Remembering the simplicity with which many of the terrible human conditions in which people now find themselves can be resolved, two principles should be upheld: do not hollow out those services that are the practical, direct contact with those individuals, and steer away from a principle for our public services or our welfare state which reduces its scope, making it one that is only for the poor. Stigma follows.
Does the right hon. Lady agree that a fundamental principle of the welfare system should also be that work pays more than welfare? That is the system underpinning universal credit. Does she welcome that?
Yes. I sat around the Cabinet table when we discussed precisely putting in place the policies that would ensure that people earned more in work than they would on benefit. That is another change. That is why, incidentally, we introduced the national minimum wage and why our alternative Queen’s Speech lays such emphasis on enforcement of the national minimum wage. That is why there is now an important opportunity to reduce, progressively and systematically, the very large cost of in-work tax credit by linking incentives for employers seeking public contracts to pay a living wage to people right across the country, which is something the best employers are already adopting.

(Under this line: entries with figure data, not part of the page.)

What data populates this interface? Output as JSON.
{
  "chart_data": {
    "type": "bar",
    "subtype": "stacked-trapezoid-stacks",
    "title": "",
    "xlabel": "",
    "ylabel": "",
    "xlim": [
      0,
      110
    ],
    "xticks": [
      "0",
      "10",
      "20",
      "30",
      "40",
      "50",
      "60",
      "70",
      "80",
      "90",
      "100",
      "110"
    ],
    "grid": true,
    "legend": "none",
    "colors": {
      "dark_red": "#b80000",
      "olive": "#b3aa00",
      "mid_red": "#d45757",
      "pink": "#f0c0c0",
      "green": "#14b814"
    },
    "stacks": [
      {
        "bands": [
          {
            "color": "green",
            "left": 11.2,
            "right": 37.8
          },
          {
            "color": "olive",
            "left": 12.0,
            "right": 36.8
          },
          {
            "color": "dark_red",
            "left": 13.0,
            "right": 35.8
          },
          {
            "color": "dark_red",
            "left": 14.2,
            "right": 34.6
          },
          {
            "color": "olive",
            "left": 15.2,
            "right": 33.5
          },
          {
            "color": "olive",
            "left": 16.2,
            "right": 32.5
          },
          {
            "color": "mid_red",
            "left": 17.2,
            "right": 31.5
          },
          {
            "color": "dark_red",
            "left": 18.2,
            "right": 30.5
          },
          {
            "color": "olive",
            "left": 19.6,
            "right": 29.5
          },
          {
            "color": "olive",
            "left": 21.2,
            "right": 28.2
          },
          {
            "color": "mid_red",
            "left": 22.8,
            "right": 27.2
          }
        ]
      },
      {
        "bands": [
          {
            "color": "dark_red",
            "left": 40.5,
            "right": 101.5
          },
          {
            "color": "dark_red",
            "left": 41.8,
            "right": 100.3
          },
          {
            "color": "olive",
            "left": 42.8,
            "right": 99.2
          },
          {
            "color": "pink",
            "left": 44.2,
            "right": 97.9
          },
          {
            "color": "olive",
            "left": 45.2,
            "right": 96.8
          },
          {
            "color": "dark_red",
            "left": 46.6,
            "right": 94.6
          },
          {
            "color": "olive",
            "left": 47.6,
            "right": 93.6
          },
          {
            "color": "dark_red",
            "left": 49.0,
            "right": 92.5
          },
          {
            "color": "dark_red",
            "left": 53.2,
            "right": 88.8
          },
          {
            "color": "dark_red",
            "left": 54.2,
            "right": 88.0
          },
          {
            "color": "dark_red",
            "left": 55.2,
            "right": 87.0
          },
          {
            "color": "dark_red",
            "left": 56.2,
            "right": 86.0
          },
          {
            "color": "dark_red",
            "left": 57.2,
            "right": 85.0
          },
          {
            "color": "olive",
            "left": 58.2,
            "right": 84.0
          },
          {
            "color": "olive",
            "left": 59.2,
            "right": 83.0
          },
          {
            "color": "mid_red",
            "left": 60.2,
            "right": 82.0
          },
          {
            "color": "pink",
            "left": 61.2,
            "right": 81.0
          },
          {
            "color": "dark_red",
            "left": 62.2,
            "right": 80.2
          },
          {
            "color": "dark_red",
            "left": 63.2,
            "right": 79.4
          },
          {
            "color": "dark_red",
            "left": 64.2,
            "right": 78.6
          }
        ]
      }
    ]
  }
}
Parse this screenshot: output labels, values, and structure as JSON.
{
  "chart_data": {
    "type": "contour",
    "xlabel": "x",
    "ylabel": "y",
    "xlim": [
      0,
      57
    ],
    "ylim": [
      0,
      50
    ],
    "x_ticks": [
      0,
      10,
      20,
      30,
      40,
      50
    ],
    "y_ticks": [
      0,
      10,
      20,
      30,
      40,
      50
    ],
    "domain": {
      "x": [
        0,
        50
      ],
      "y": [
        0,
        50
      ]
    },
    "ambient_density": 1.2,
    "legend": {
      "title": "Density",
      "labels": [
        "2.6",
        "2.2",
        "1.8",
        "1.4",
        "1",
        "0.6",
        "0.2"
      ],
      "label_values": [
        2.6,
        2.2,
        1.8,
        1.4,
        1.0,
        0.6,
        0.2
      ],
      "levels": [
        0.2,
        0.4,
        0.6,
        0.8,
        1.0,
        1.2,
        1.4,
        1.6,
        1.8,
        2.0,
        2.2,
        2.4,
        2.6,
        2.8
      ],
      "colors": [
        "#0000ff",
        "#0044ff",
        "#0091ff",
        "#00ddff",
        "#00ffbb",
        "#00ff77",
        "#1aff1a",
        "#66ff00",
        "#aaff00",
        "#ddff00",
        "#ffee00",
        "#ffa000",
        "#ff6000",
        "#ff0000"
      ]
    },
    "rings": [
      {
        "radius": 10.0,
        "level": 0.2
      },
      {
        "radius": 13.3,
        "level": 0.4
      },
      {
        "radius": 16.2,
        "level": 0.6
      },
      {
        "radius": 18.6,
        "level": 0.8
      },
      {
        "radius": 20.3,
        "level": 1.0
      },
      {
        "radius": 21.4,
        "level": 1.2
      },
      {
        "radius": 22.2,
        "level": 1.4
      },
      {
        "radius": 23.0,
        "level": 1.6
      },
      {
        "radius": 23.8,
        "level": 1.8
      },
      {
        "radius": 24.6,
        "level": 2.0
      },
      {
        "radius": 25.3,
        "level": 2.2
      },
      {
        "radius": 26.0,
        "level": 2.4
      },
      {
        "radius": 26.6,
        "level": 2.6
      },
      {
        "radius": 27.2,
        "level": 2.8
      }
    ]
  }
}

Let me touch briefly on what I think will be one of the most publicly important, and in many respects welcome, announcements in the Queen’s Speech, and that is in relation to social care—but I think we should go further. In Committee we will press hard on the paradox that £800 million is being taken away from local authorities’ ability to fund social care at a time when the responsibilities and burden on families are increasing. It is very hard to find those families who would not prefer their elderly relatives to be loved and looked after in their own homes. Therefore, that should not just be the rhetorical aim of the policy; it should be the organisational and administrative means by which that hope is realised. Again, that is not difficult, but we must start with the individual and their needs and build the structure and organisation of the service around them, rather than, as so many elderly people find is their lot, making their needs conform to predetermined rules that have little to do with their circumstances.
Therefore, it is through the welfare state, and by increasing the responsibility of employers in relation to the living wage and by recognising that good care for people at home means building relationships and relevant support around the individual, that the source of help might begin to match the circumstances of individual families and their needs. That is the only way in which confidence can be rebuilt. I am intensely proud of the efforts of so many Labour councils, in particular, across the country that are pioneering approaches to that. A Queen’s Speech designed for the whole country would learn a lot from some of those beacons of light at an individual and local level. I commend those proposals to the House.